Chapter 0.9: Overview (10 min)

Before we begin, we will quickly go over some of the main processes and outputs we will be performing/generating during this workshop. This is to give an immediate idea of what to expect.

Run the R script fully on your system. Examine the outputs that are produced.

Refer: scripts/00_overview.R

Chapter 1: Introduction to R (30 min)

  • Introducing mechanics of R through simple examples
  • Input-output, assigning to objects
  • Classes of objects, types of data
  • Importance of sequence and explicit commands
  • Converting repeated commands into functions, packages

Refer: scripts/01_intro-to-R.R

Chapter 2: eBird data types & importing data (30 min)

  • Types of eBird data
    • eBird Basic Dataset
    • My eBird Data
  • Importing eBird data

Refer: scripts/02_ebird-data-import.R

Chapter 3: Analysing eBird Basic Dataset (EBD) (90 min)

  • Adding useful columns to eBird data
  • Birding summaries from eBird data
  • SIDE NOTE: Benefits of "piping" with %>% and tidy workflow
  • The famous "reporting frequency"!
    • Comparing 5 most common species in different areas
    • Example of creating and using a function
    • Saving results for sharing
  • Creating and saving summary graph
  • Creating and saving map of eBirding locations
    • Working with spatial data

Refer: scripts/03_EBD-analyses.R

Chapter 4: Further practice (20 min)

Quick exercises to do at home, using what we learned.

Refer: scripts/04_extra.R

Additional resources

  • R for Data Science
    • This free and comprehensive online textbook contains all the information you will need when working with R
  • R coding etiquette
    • Some best practices and styles to develop for good coding
  • Video tutorials on using R
  • Online forums like StackOverflow
    • Incredibly active and helpful community that helps each other.

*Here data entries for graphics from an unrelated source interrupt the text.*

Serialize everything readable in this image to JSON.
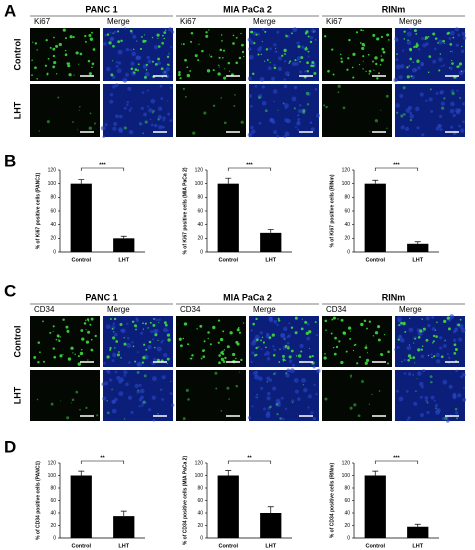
{
  "panels": {
    "A": {
      "label": "A",
      "rows": [
        "Control",
        "LHT"
      ],
      "groups": [
        {
          "title": "PANC 1",
          "channels": [
            "Ki67",
            "Merge"
          ]
        },
        {
          "title": "MIA PaCa 2",
          "channels": [
            "Ki67",
            "Merge"
          ]
        },
        {
          "title": "RINm",
          "channels": [
            "Ki67",
            "Merge"
          ]
        }
      ]
    },
    "B": {
      "label": "B"
    },
    "C": {
      "label": "C",
      "rows": [
        "Control",
        "LHT"
      ],
      "groups": [
        {
          "title": "PANC 1",
          "channels": [
            "CD34",
            "Merge"
          ]
        },
        {
          "title": "MIA PaCa 2",
          "channels": [
            "CD34",
            "Merge"
          ]
        },
        {
          "title": "RINm",
          "channels": [
            "CD34",
            "Merge"
          ]
        }
      ]
    },
    "D": {
      "label": "D"
    }
  },
  "chart_data": [
    {
      "type": "bar",
      "ylabel": "% of Ki67 positive cells (PANC1)",
      "categories": [
        "Control",
        "LHT"
      ],
      "values": [
        100,
        20
      ],
      "errors": [
        6,
        3
      ],
      "color": "#000000",
      "ylim": [
        0,
        120
      ],
      "yticks": [
        0,
        20,
        40,
        60,
        80,
        100,
        120
      ],
      "significance": "***"
    },
    {
      "type": "bar",
      "ylabel": "% of Ki67 positive cells (MIA PaCa 2)",
      "categories": [
        "Control",
        "LHT"
      ],
      "values": [
        100,
        28
      ],
      "errors": [
        8,
        5
      ],
      "color": "#000000",
      "ylim": [
        0,
        120
      ],
      "yticks": [
        0,
        20,
        40,
        60,
        80,
        100,
        120
      ],
      "significance": "***"
    },
    {
      "type": "bar",
      "ylabel": "% of Ki67 positive cells (RINm)",
      "categories": [
        "Control",
        "LHT"
      ],
      "values": [
        100,
        12
      ],
      "errors": [
        5,
        3
      ],
      "color": "#000000",
      "ylim": [
        0,
        120
      ],
      "yticks": [
        0,
        20,
        40,
        60,
        80,
        100,
        120
      ],
      "significance": "***"
    },
    {
      "type": "bar",
      "ylabel": "% of CD34 positive cells (PANC1)",
      "categories": [
        "Control",
        "LHT"
      ],
      "values": [
        100,
        35
      ],
      "errors": [
        7,
        8
      ],
      "color": "#000000",
      "ylim": [
        0,
        120
      ],
      "yticks": [
        0,
        20,
        40,
        60,
        80,
        100,
        120
      ],
      "significance": "**"
    },
    {
      "type": "bar",
      "ylabel": "% of CD34 positive cells (MIA PaCa 2)",
      "categories": [
        "Control",
        "LHT"
      ],
      "values": [
        100,
        40
      ],
      "errors": [
        8,
        10
      ],
      "color": "#000000",
      "ylim": [
        0,
        120
      ],
      "yticks": [
        0,
        20,
        40,
        60,
        80,
        100,
        120
      ],
      "significance": "**"
    },
    {
      "type": "bar",
      "ylabel": "% of CD34 positive cells (RINm)",
      "categories": [
        "Control",
        "LHT"
      ],
      "values": [
        100,
        18
      ],
      "errors": [
        7,
        4
      ],
      "color": "#000000",
      "ylim": [
        0,
        120
      ],
      "yticks": [
        0,
        20,
        40,
        60,
        80,
        100,
        120
      ],
      "significance": "***"
    }
  ]
}
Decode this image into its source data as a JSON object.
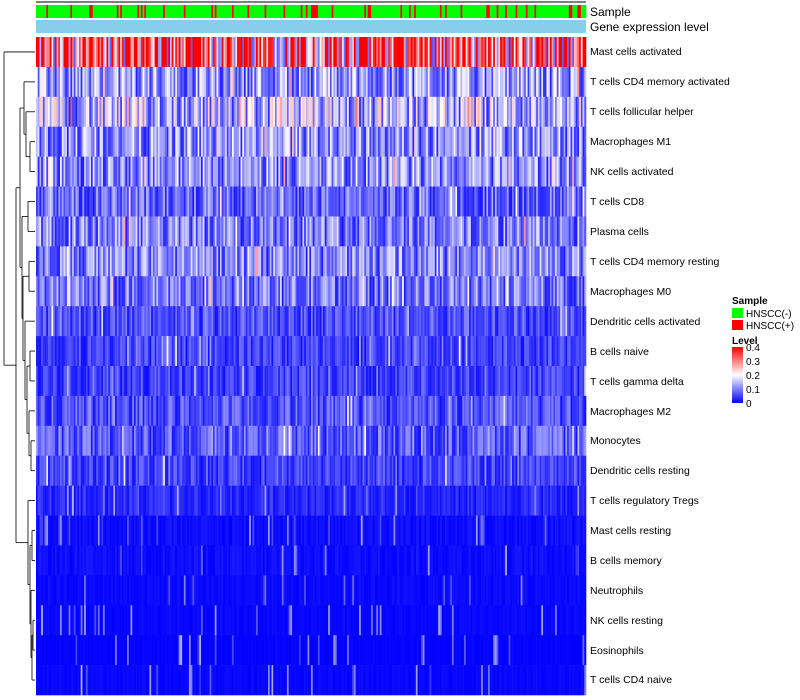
{
  "chart_data": {
    "type": "heatmap",
    "title": "",
    "n_samples": 320,
    "annotation_labels": [
      "Sample",
      "Gene expression level"
    ],
    "sample_groups": [
      "HNSCC(-)",
      "HNSCC(+)"
    ],
    "rows": [
      {
        "name": "Mast cells activated",
        "level": 0.33
      },
      {
        "name": "T cells CD4 memory activated",
        "level": 0.12
      },
      {
        "name": "T cells follicular helper",
        "level": 0.14
      },
      {
        "name": "Macrophages M1",
        "level": 0.11
      },
      {
        "name": "NK cells activated",
        "level": 0.11
      },
      {
        "name": "T cells CD8",
        "level": 0.08
      },
      {
        "name": "Plasma cells",
        "level": 0.1
      },
      {
        "name": "T cells CD4 memory resting",
        "level": 0.1
      },
      {
        "name": "Macrophages M0",
        "level": 0.09
      },
      {
        "name": "Dendritic cells activated",
        "level": 0.06
      },
      {
        "name": "B cells naive",
        "level": 0.05
      },
      {
        "name": "T cells gamma delta",
        "level": 0.05
      },
      {
        "name": "Macrophages M2",
        "level": 0.06
      },
      {
        "name": "Monocytes",
        "level": 0.07
      },
      {
        "name": "Dendritic cells resting",
        "level": 0.05
      },
      {
        "name": "T cells regulatory  Tregs",
        "level": 0.03
      },
      {
        "name": "Mast cells resting",
        "level": 0.02
      },
      {
        "name": "B cells memory",
        "level": 0.02
      },
      {
        "name": "Neutrophils",
        "level": 0.015
      },
      {
        "name": "NK cells resting",
        "level": 0.01
      },
      {
        "name": "Eosinophils",
        "level": 0.005
      },
      {
        "name": "T cells CD4 naive",
        "level": 0.01
      }
    ],
    "legend": {
      "sample_title": "Sample",
      "sample_items": [
        {
          "label": "HNSCC(-)",
          "color": "#00ff00"
        },
        {
          "label": "HNSCC(+)",
          "color": "#ff0000"
        }
      ],
      "level_title": "Level",
      "level_ticks": [
        "0.4",
        "0.3",
        "0.2",
        "0.1",
        "0"
      ],
      "level_range": [
        0,
        0.4
      ],
      "colors": {
        "low": "#0000ff",
        "mid": "#ffffff",
        "high": "#ff0000"
      }
    },
    "annotation_colors": {
      "expression_bar": "#87ceeb"
    }
  }
}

Your specific question has probably been asked and answered before.
  • AI chatbots like ChatGPT
    • Since R is a language, these tools can be incredibly useful to troubleshoot your problematic code or to help you write code for the task you have in mind.

The utility of R is not limited to just data analysis; one can also use it to create well-formatted documents like reports, presentations, etc., with markdown as well as the typesetting features of LaTeX.